Somehow, many scientists seem to believe that the pain their own little poodles and kitties would feel is a fear more special and in need of prevention than the fear of all those beagles and cats and mice in the lab.

Shouldn’t the first law for scientists, as well as for physicians, be First, do no harm? Don’t cause pain? To anyone or any creature? Can science be a non-violent profession?

Animal experimentation is contrary to what many scientists believe and how they want live their lives, but cruelty to animals has become accepted as a part of science. It is insinuated that folks who do not believe in the use of animals for experiments cannot be serious about science. And so, people make jokes to mask the cognitive dissonance. They are quiet about animal experimentation, ashamed: They don’t tell their children or their dates how many mice they killed that day. They compartmentalize their scientific and family lives.

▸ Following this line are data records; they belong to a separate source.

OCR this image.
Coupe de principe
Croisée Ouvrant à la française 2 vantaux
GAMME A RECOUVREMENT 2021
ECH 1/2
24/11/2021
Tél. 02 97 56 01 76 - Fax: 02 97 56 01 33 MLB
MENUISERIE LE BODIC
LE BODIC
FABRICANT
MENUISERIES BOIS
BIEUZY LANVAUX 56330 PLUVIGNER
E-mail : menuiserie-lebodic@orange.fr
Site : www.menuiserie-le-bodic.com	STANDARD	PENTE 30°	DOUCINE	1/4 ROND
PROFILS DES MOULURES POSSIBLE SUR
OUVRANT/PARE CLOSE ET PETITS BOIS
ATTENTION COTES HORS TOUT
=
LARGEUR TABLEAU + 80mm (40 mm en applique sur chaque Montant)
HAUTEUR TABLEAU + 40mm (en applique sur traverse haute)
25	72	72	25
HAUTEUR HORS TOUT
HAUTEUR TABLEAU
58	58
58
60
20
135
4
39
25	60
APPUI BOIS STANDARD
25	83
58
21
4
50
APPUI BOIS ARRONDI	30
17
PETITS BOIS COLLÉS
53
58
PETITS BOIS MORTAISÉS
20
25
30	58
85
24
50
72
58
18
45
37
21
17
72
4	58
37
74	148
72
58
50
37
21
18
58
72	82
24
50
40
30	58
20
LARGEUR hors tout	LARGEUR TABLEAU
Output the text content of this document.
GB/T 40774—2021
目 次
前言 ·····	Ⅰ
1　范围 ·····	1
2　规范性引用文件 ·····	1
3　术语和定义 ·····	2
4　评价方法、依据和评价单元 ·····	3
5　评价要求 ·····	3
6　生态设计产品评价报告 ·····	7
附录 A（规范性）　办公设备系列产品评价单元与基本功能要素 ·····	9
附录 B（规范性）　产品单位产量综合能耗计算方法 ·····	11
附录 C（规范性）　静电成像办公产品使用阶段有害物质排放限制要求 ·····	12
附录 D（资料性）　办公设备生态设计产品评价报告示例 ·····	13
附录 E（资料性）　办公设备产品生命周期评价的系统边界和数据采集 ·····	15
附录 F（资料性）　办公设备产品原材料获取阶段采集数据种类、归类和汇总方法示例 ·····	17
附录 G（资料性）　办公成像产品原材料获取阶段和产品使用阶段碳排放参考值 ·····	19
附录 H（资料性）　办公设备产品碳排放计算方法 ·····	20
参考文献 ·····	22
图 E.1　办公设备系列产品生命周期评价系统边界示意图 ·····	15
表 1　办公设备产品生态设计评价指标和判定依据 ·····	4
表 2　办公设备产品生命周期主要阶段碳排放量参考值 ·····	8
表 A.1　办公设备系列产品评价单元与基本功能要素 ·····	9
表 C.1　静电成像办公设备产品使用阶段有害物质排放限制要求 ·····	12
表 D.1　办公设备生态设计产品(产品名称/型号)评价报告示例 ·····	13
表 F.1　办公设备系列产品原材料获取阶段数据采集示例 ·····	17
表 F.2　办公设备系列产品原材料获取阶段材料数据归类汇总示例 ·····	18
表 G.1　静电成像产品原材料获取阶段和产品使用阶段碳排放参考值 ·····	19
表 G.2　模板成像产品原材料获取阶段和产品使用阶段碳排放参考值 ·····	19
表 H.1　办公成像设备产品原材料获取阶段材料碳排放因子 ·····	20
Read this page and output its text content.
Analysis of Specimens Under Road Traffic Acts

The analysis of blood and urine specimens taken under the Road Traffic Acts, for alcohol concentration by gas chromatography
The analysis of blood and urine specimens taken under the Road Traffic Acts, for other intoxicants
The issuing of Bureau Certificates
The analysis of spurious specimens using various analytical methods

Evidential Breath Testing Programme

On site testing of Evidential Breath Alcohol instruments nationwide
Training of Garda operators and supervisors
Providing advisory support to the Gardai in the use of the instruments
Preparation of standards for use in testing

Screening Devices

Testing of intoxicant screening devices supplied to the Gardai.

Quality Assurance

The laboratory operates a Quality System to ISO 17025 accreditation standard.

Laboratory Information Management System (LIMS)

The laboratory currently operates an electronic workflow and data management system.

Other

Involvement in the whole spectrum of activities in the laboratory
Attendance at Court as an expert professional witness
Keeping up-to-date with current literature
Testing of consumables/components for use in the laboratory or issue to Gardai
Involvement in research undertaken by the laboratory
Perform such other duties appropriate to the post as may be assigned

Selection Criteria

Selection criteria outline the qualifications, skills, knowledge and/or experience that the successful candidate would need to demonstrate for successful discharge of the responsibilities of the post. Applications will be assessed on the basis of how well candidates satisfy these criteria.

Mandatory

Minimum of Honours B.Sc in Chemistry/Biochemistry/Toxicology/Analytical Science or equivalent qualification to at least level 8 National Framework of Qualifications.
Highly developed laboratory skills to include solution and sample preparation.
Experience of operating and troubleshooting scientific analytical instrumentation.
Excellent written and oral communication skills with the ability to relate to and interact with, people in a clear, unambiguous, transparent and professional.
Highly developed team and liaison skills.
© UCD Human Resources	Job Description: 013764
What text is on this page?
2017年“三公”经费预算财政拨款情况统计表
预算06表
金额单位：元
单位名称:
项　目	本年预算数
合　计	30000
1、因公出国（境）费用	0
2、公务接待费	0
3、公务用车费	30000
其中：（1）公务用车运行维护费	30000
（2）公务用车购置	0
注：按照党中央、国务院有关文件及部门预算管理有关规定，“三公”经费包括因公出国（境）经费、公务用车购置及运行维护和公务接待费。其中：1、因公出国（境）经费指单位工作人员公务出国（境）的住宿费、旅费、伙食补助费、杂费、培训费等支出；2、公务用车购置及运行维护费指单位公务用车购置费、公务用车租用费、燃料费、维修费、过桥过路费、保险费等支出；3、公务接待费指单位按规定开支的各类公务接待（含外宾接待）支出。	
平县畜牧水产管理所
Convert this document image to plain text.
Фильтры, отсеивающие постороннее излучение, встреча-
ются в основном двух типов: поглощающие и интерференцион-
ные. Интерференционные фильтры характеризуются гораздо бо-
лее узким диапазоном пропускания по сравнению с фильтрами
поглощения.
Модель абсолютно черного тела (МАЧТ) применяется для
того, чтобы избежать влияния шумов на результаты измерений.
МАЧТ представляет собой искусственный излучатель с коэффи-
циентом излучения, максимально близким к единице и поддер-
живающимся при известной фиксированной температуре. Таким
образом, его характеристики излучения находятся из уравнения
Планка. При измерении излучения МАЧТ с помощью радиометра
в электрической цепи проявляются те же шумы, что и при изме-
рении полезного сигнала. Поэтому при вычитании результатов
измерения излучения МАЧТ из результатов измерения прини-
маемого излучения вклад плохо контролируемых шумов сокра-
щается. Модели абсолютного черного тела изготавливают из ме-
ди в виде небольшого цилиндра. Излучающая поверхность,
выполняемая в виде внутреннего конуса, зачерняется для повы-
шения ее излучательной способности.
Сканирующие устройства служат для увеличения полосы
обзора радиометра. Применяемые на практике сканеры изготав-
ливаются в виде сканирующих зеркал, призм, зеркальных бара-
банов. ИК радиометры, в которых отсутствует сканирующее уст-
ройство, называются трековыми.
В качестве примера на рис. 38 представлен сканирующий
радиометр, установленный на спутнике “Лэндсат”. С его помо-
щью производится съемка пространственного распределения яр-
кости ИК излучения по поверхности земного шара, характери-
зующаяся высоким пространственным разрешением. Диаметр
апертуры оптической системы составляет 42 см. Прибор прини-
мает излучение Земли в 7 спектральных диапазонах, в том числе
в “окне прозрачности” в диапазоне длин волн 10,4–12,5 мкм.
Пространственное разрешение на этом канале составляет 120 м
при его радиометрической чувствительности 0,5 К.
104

Rationalization is what scientists are trained to do. But it takes a toll when it is dishonest. Some people, including scientists, are unabashed believers of domination. Of dominance. But many people who are not dominance believers are somehow still convinced that animal experimentation is a given, without alternatives. Others think that animal experimentation should be carefully regulated- except for their own research.

There are groups that advocate for the use of animals in research. There are groups  that advocate against it. Read about it, if you will. But know the reality of what animal experimentation is about, and make sure your scientific side follows the same principles as your human side.

More humanity might even change the face of science and society.